如何检查表中的密码是否更新

Question

I have written a script in php to reset user's password, and how do I check if password is updated in a table?

For example, if a data in the tuple/column has been changed, then send email. Please check comments in the script.

 $dbcc = mysqli_connect(HOST,NAME,PASSWORD,DATABASE) or die('Error can not connect to database');

 $query = "SELECT uid,email FROM `corporate` WHERE (email='$chk_email')";
 $result = mysqli_query($dbc, $query);
            
 //found
 if(@mysqli_num_rows($result) == 1)
 {
                    $ROW = mysqli_fetch_array($result);
                    $sent_email = $ROW['email']; //get email
                    $id = $ROW['uid'];           //get uid
                    
                    $new_password = generatePassword(8);//generates 8 char long random password 
                    $enc_password = md5($new_password); //encrypt
                    
                    $statement = "UPDATE corpoorate SET password=".$enc_password." WHERE uid ='$id'";
                    $go = mysqli_query($dbcc,$statement) or die(mysqli_error());
                    mysqli_close($dbcc);
                    
                       /*
                        * HOW DO I CHECK IF PASSWORD IS UPDATED IN THE DATABASE?
                        * IF IT IS, SEND EMAIL
                                                    * IF $go==true does not work!
                        **/
                    if($go==true){
                    $sendmessage = "We have generated a new password token for you.\n Your password is reset to ".$new_password." \n Please note that this password is not secure. Once you login, please reset your password.\n ";
                    
                     mail($sent_email,'Password Reset',$sendmessage,'From: address@gmail.com');     
                                                                                    }                   
                    
                     header("Location : http://limozoor.com/login/signin.php");
                     exit();    
        }//if
        mysqli_close($dbcc);

Answer 1

Why don't you use mysqli_affected_rows ?

 // remove: $go = mysqli_query($dbcc,$statement) or die(mysqli_error());
 $qry =@ mysqli_query($dbcc, $statement);
 $aff =@ mysqli_affected_rows($dbcc);
 if ($qry === true && $aff > 0) {
      mail(...);
 }

From manual;

mysqli_query :

Returns FALSE on failure. For successful SELECT, SHOW, DESCRIBE or EXPLAIN queries mysqli_query() will return a mysqli_result object. For other successful queries mysqli_query() will return TRUE.

mysqli_affected_rows :

An integer greater than zero indicates the number of rows affected or retrieved. Zero indicates that no records where updated for an UPDATE statement, no rows matched the WHERE clause in the query or that no query has yet been executed. -1 indicates that the query returned an error.

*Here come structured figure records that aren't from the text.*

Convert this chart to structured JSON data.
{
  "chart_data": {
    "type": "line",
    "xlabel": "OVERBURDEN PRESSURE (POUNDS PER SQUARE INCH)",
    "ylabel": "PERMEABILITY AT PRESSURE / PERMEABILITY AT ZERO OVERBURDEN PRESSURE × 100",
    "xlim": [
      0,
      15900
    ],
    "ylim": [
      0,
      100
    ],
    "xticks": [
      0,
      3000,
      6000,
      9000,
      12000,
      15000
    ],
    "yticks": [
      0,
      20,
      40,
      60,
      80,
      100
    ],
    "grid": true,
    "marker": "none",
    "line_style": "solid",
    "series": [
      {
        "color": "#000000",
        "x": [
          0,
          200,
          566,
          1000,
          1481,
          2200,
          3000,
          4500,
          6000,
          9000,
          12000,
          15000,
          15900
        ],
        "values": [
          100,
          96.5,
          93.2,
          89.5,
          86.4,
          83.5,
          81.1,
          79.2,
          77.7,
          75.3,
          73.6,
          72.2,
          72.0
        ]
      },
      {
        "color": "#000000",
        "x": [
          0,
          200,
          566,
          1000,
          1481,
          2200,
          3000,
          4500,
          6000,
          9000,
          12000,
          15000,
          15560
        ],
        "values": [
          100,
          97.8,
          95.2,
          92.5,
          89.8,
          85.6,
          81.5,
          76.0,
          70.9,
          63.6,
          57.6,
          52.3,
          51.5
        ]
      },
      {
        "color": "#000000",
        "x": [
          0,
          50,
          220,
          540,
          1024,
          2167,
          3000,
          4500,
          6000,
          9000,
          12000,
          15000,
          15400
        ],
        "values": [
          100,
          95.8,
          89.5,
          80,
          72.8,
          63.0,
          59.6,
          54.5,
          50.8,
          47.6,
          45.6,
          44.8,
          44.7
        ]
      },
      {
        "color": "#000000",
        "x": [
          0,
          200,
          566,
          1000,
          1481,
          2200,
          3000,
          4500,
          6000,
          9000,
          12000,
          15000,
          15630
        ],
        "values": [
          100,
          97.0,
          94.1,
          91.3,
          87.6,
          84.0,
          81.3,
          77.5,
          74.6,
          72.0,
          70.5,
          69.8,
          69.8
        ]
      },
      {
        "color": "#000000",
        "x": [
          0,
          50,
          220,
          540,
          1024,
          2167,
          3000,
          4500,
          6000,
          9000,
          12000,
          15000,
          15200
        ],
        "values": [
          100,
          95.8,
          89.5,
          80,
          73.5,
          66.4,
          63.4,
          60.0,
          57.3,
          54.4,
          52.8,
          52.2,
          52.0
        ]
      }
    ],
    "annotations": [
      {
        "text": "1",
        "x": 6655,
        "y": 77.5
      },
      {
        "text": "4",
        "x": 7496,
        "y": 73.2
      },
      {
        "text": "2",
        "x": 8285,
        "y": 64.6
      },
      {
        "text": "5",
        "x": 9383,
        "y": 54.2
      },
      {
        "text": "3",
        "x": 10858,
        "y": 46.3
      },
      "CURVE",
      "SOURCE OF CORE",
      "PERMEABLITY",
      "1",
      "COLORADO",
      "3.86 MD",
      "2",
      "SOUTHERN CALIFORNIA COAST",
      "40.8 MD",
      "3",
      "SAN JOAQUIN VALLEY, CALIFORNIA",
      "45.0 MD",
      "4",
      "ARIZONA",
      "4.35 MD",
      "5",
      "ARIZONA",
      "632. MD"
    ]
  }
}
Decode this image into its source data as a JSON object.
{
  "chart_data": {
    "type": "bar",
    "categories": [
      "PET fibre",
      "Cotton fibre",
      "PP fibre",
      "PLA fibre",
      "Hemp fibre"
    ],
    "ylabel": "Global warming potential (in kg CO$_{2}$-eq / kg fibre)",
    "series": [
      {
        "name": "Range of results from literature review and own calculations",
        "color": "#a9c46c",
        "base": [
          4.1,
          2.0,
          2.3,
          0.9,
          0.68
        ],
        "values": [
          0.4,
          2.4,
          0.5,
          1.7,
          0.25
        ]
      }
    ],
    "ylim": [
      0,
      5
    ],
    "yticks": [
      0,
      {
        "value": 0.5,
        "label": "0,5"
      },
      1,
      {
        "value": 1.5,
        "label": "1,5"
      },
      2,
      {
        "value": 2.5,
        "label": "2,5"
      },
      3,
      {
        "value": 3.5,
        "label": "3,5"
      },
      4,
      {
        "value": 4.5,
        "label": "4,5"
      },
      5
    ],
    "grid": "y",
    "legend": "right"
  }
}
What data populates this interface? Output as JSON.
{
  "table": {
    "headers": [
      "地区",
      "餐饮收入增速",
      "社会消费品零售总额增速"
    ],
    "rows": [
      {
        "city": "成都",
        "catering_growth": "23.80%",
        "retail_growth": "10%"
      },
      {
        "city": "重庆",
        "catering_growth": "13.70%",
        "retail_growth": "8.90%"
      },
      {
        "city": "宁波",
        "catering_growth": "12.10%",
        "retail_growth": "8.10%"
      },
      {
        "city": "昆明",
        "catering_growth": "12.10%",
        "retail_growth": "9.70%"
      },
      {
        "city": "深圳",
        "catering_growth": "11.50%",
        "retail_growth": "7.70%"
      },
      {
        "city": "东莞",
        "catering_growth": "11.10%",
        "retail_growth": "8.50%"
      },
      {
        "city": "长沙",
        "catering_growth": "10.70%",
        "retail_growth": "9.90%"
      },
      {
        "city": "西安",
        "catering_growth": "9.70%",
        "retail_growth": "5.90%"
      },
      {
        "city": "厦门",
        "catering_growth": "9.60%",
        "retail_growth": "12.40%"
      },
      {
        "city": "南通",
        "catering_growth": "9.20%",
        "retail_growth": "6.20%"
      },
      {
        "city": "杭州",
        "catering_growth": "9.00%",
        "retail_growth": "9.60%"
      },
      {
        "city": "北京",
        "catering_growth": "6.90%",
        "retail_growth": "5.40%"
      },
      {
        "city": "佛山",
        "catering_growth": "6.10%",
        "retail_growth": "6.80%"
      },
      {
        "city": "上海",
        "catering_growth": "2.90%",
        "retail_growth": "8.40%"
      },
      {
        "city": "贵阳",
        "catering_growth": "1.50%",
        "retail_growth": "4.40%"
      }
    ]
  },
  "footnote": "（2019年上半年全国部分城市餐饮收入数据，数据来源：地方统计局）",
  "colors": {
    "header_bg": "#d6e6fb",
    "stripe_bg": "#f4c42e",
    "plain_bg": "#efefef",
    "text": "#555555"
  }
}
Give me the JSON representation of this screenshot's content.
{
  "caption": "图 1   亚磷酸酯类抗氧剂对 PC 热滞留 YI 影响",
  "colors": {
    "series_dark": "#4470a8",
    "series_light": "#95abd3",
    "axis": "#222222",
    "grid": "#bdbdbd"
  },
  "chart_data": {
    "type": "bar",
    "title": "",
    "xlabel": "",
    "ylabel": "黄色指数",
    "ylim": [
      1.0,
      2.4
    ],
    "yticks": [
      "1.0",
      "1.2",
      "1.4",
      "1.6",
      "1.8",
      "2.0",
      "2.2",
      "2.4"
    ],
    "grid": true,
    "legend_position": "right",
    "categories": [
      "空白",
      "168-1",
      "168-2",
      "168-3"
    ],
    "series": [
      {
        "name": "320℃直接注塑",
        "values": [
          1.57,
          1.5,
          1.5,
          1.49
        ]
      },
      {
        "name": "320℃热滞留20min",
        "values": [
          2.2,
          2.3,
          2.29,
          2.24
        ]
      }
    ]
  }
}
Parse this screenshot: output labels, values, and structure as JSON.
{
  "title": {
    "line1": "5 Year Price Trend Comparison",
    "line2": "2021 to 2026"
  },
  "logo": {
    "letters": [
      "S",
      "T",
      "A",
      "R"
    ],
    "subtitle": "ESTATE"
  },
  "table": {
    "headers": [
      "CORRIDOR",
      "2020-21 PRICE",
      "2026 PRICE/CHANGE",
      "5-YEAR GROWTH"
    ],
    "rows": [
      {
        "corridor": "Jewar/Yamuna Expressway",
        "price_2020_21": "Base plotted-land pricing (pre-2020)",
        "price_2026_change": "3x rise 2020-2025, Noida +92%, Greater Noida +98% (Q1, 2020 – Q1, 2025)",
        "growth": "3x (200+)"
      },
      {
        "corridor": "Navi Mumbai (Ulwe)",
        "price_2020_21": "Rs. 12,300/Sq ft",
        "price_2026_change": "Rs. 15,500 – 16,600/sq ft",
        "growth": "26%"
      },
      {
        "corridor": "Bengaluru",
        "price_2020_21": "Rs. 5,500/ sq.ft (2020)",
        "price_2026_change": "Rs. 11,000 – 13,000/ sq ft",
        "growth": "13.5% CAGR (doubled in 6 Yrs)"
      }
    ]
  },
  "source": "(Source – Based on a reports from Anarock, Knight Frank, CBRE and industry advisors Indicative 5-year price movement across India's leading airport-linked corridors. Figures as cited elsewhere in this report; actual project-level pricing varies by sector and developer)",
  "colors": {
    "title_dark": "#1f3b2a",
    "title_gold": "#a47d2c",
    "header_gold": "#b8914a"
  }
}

http://php.net/manual/en/mysqli.affected-rows.php
http://php.net/manual/en/mysqli.query.php

Answer 2

Because of your or die(mysqli_error()); -condition the password will always be updated in the table if it reaches those lines of execution.

However, I am sceptic towards your if(@mysqli_num_rows($resultt) == 1) because if there is any error in your first SQL-query, you are supressing all error messages there (by using @ ), which makes me think that you never even try to execute the UPDATE statements.